Pros: A brave attempt at presenting the correlation between quantum physics and Buddhism.
Cons: Unengaging delivery
The French woman Alexandra David-Néel – portrayed by Zahar herself – was the first woman of European origin to live in Tibet. This work comes from an adaptation of some of her books, written after years of Buddhist indoctrination. The action takes place in 1916, and we find her sitting in meditation in the Himalayan hermitage cavern in which she had already spent two and a half years. Enveloped in a dark blanket and motionless for over 20 minutes, she carries out her monologue whilst staring at the floor, with the lighting set on a loop that fades from purple to yellow, to blue and to purple again. When she finally stands up, in a plain white tunic, her movement remains scarce.
Weaving quantum physics with personal experiences and the doctrine of Tibetan Buddhism, she enunciates her visions on evolution and scientific progress, giving up a solid narrative structure in favour of philosophical digressions and speculation on the findings of Max Planck and Albert Einstein. An hour in, the auditorium is suddenly plunged into darkness and the audience starts applauding, before the lights go up again and the soliloquy continues for another 20 minutes.
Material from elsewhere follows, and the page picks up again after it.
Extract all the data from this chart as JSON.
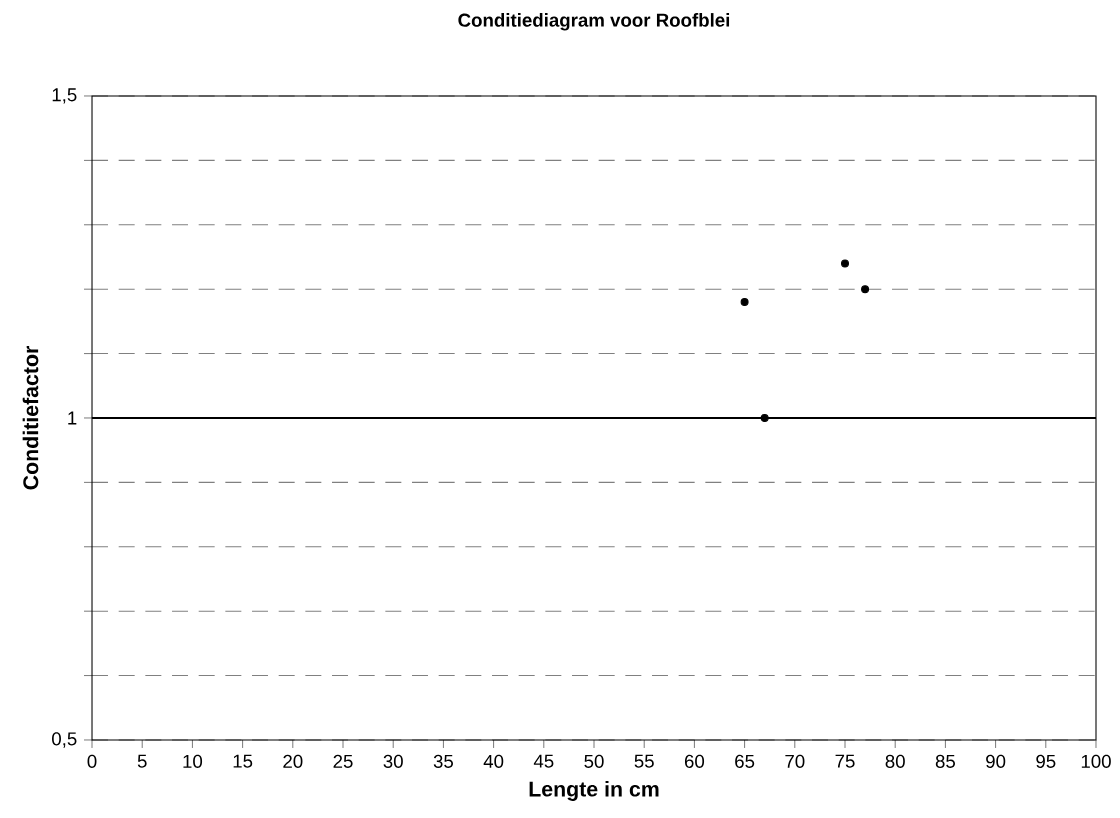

It takes an exceptional performer to mould the spoken word in such a way that it can stand alone and captivate the audience without the support of movement, lighting or sound. Zahar’s strong French accent is the foremost obstacle to this achievement, together with her decision to deliver the lines without looking at her audience, whilst assuming an old-school melodramatic tone that cries for engagement. The result is a self-centred production, unaware of its recipients and weighed down by a stagnant delivery.